Variations on a Hungarian Peasant Song Op.4 is a fairly early work but the music already displays many Rózsa fingerprints. These include his liking for the variation form and a musical idiom with an unmistakable Hungarian character. This may be a truism when speaking about a work based on a folk song but this is also true when discussing either his more abstract concert music or his film music. The Variations Op.4 exists in two versions: one for violin and piano (a recording of it is available on Naxos 8.570190) and the present one for violin and orchestra. This is a colourful piece full of lively rhythms and attractive melodic touches and the scoring is quite assured. 

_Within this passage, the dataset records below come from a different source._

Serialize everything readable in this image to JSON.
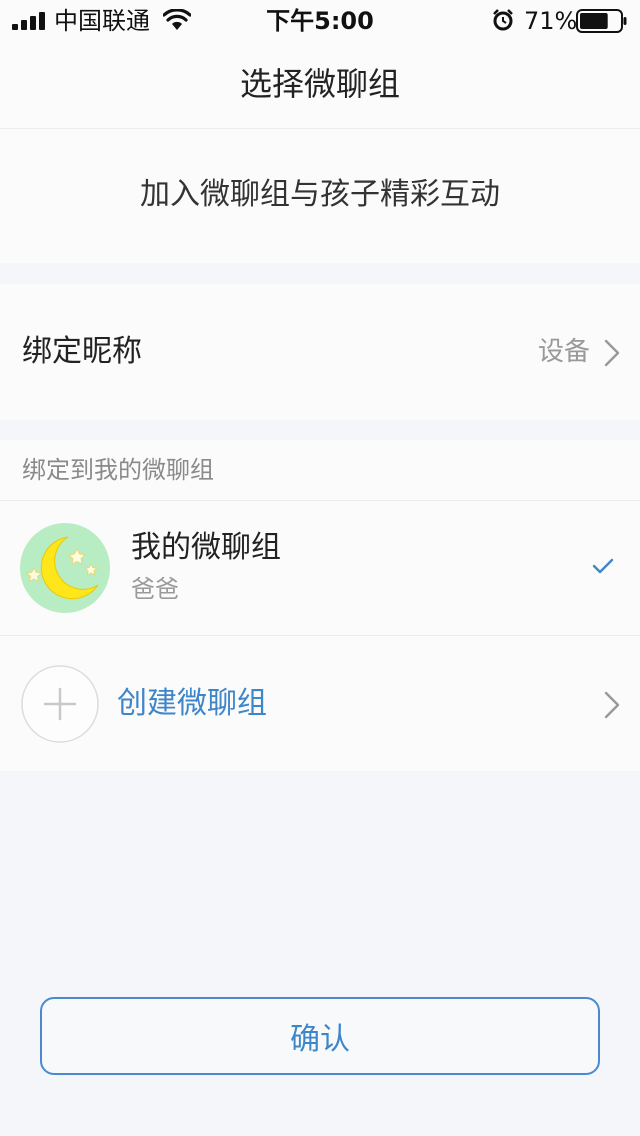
{
  "status_bar": {
    "carrier": "中国联通",
    "time": "下午5:00",
    "battery_percent": "71%",
    "battery_level": 0.71,
    "icons": [
      "signal-icon",
      "wifi-icon",
      "alarm-icon",
      "battery-icon"
    ]
  },
  "nav": {
    "title": "选择微聊组"
  },
  "banner": {
    "text": "加入微聊组与孩子精彩互动"
  },
  "nickname_row": {
    "label": "绑定昵称",
    "value": "设备"
  },
  "group_section": {
    "label": "绑定到我的微聊组",
    "group": {
      "name": "我的微聊组",
      "role": "爸爸",
      "selected": true
    },
    "create_label": "创建微聊组"
  },
  "confirm_button": {
    "label": "确认"
  },
  "colors": {
    "accent": "#3f86c9",
    "background": "#f4f6f9",
    "card": "#fbfbfb",
    "avatar_bg": "#b8ecc3",
    "moon": "#ffe61a"
  }
}
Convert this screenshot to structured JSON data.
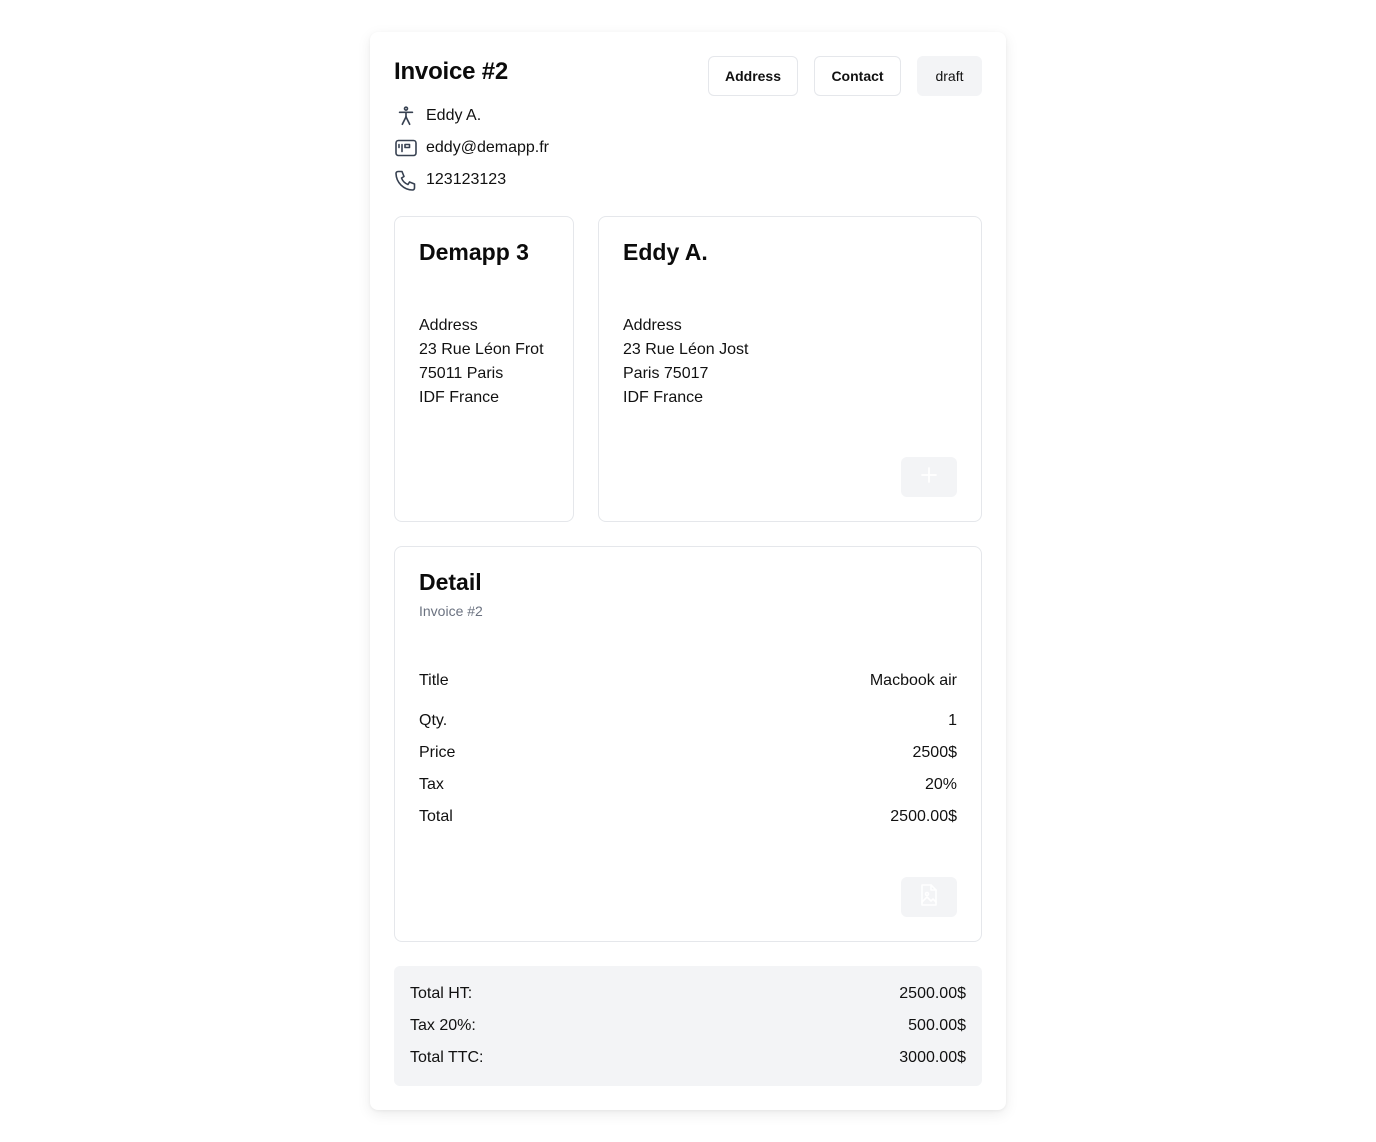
{
  "invoice": {
    "title": "Invoice #2",
    "buttons": {
      "address": "Address",
      "contact": "Contact",
      "status": "draft"
    }
  },
  "contact": {
    "name": "Eddy A.",
    "email": "eddy@demapp.fr",
    "phone": "123123123"
  },
  "sender": {
    "name": "Demapp 3",
    "address_label": "Address",
    "lines": [
      "23 Rue Léon Frot",
      "75011 Paris",
      "IDF France"
    ]
  },
  "recipient": {
    "name": "Eddy A.",
    "address_label": "Address",
    "lines": [
      "23 Rue Léon Jost",
      "Paris 75017",
      "IDF France"
    ]
  },
  "detail": {
    "heading": "Detail",
    "subheading": "Invoice #2",
    "rows": [
      {
        "label": "Title",
        "value": "Macbook air"
      },
      {
        "label": "Qty.",
        "value": "1"
      },
      {
        "label": "Price",
        "value": "2500$"
      },
      {
        "label": "Tax",
        "value": "20%"
      },
      {
        "label": "Total",
        "value": "2500.00$"
      }
    ]
  },
  "totals": [
    {
      "label": "Total HT:",
      "value": "2500.00$"
    },
    {
      "label": "Tax 20%:",
      "value": "500.00$"
    },
    {
      "label": "Total TTC:",
      "value": "3000.00$"
    }
  ],
  "icons": {
    "person": "accessibility-icon",
    "email": "id-card-icon",
    "phone": "phone-icon",
    "add": "plus-icon",
    "pdf": "file-image-icon"
  },
  "colors": {
    "muted": "#6b7280",
    "border": "#e5e7eb",
    "bg_soft": "#f3f4f6"
  }
}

Originally composed for piano The Vintner's Daughter Op.23a is yet another set of variations this time on a French folk song. Andrew Knowles' detailed and well informed insert notes mention that the score is prefaced with the eponymous poem by the Swiss poet Juste Olivier. The twelve verses relate the tale of the dream of the vintner's daughter. The expressive character of each of the twelve variations more or less reflects the various moods suggested by the poem. The end result is another vivid, superbly scored piece that has - deservedly - become one of Rózsa's most popular concert works. 

Notturno Ungherese Op.28
, completed in 1962, was composed on commission from a certain Mr Benjamin, a Southern millionaire who, every year, commissioned a piece for the Philadelphia Orchestra. Eugene Ormandy recommended Rózsa who was allowed to write what he liked “as long as it remained quiet”. I cannot resist telling the rest of the story as recounted by the composer in his memoirs and mentioned in the insert notes. At the premiere Benjamin's face was a picture of serenity as the piece began, but became one of consternation as the piece reached its climax. Once a mood of calm was restored the serene look returned. After the performance Benjamin kindly told Rózsa that he never could make composers understand exactly what he wanted! Anyone who has heard the piece will know that the outer sections suggest a clearly nocturnal mood and that they frame some more impassioned climactic episodes. 

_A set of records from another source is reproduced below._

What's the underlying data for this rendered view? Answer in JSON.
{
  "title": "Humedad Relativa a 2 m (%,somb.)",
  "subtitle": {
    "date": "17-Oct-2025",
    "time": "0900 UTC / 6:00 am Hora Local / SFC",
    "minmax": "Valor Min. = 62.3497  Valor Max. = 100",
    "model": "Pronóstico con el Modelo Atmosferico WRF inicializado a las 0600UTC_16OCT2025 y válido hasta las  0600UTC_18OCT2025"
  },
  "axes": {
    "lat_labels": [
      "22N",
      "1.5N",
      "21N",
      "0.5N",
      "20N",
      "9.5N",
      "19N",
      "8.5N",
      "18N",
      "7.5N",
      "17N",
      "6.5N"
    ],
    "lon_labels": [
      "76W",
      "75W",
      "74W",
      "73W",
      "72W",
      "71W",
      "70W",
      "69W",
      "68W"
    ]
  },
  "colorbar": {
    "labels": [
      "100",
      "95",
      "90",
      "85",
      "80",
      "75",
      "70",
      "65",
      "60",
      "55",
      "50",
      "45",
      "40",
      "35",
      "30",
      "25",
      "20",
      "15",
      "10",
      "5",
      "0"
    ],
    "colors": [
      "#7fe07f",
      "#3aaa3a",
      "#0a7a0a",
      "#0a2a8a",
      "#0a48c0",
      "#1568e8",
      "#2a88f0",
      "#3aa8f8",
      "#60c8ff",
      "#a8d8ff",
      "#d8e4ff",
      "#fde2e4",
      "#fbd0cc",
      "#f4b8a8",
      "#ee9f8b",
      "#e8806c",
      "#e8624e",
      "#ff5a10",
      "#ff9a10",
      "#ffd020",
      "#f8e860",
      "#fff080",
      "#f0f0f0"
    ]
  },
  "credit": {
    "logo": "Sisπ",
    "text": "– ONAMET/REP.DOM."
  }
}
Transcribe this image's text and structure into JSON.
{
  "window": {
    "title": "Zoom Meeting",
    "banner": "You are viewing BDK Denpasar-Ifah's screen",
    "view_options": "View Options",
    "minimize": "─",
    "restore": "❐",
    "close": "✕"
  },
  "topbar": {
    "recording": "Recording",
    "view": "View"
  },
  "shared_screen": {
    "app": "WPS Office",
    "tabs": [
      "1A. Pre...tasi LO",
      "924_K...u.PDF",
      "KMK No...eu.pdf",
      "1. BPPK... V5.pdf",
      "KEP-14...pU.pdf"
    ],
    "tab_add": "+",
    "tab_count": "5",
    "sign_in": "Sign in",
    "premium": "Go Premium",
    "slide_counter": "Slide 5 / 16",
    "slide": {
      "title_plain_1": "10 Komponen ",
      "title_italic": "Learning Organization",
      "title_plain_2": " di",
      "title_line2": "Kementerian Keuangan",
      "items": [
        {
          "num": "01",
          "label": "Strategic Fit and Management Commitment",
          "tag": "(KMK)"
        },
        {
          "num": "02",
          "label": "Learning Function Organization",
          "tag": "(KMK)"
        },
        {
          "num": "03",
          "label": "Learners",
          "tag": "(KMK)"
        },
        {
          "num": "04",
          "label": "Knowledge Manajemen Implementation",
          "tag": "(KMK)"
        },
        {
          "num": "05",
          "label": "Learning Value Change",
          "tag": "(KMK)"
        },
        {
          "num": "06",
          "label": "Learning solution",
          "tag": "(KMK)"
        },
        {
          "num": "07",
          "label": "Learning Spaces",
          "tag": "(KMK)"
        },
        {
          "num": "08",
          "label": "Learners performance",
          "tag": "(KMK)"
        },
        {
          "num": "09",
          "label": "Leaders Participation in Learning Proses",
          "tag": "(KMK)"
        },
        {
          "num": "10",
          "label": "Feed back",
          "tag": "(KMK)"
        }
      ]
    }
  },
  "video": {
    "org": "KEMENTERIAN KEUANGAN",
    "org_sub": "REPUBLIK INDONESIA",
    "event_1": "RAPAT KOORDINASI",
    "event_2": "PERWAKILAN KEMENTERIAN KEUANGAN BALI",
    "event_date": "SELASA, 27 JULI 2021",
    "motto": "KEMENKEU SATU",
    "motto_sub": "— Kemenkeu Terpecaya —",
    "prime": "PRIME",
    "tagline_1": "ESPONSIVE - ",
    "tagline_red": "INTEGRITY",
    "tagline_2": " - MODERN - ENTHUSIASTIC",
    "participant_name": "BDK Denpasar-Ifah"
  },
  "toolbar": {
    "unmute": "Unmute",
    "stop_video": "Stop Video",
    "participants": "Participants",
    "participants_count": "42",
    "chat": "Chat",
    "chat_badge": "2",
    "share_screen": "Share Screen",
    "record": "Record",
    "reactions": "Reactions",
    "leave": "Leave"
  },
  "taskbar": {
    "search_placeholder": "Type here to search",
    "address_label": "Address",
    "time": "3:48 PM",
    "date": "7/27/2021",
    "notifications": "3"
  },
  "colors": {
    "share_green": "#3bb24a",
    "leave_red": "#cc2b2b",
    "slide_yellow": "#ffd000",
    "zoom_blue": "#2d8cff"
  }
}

Rózsa's concertos are all fairly substantial and deeply serious but the Cello Concerto is undoubtedly one of his more powerfully expressive statements. It seems to confirm my theory that composers often confide their deepest feelings and emotions to their cello concertos. Rózsa's Cello Concerto Op.32 is no exception. The mood is troubled, at times forcefully dramatic and rather austere. The apparently more relaxed feeling of the slow movement does not succeed in dispelling the prevailing gloom. The third movement is a technical tour de force and the music reverts to the restlessness of the first movement and turns it into a savage dance. This is interrupted by a short eerie section suddenly cut short by a restatement of the main material. We are eventually led to “a final crashing chord from soloist and orchestra”. Again Rózsa's Cello Concerto is a magnificent piece that should be heard more often. However, it is worth noting that this is the third recording of it, at least to my knowledge. Earlier recordings were on Koch 3-7402-2H1 by Brinton Smith, the New Zealand Symphony Orchestra conducted by James Sedares (probably no longer available now) and on Silva SILKCD 6011 by Peter Retjó, the Pecs Hungarian Symphony conducted by Howard Williams (probably no longer available now too). Although these earlier inscriptions have been more than serviceable in making this marvellous work available, they cannot compete with this new recording either in terms of general playing or in terms of recorded sound. Paul Watkins plays superbly throughout with immaculate playing and committed musicality and the BBC Philharmonic partners him wholeheartedly. I would also like to single out Andrew Knowles' excellent and detailed insert notes - an asset yet again.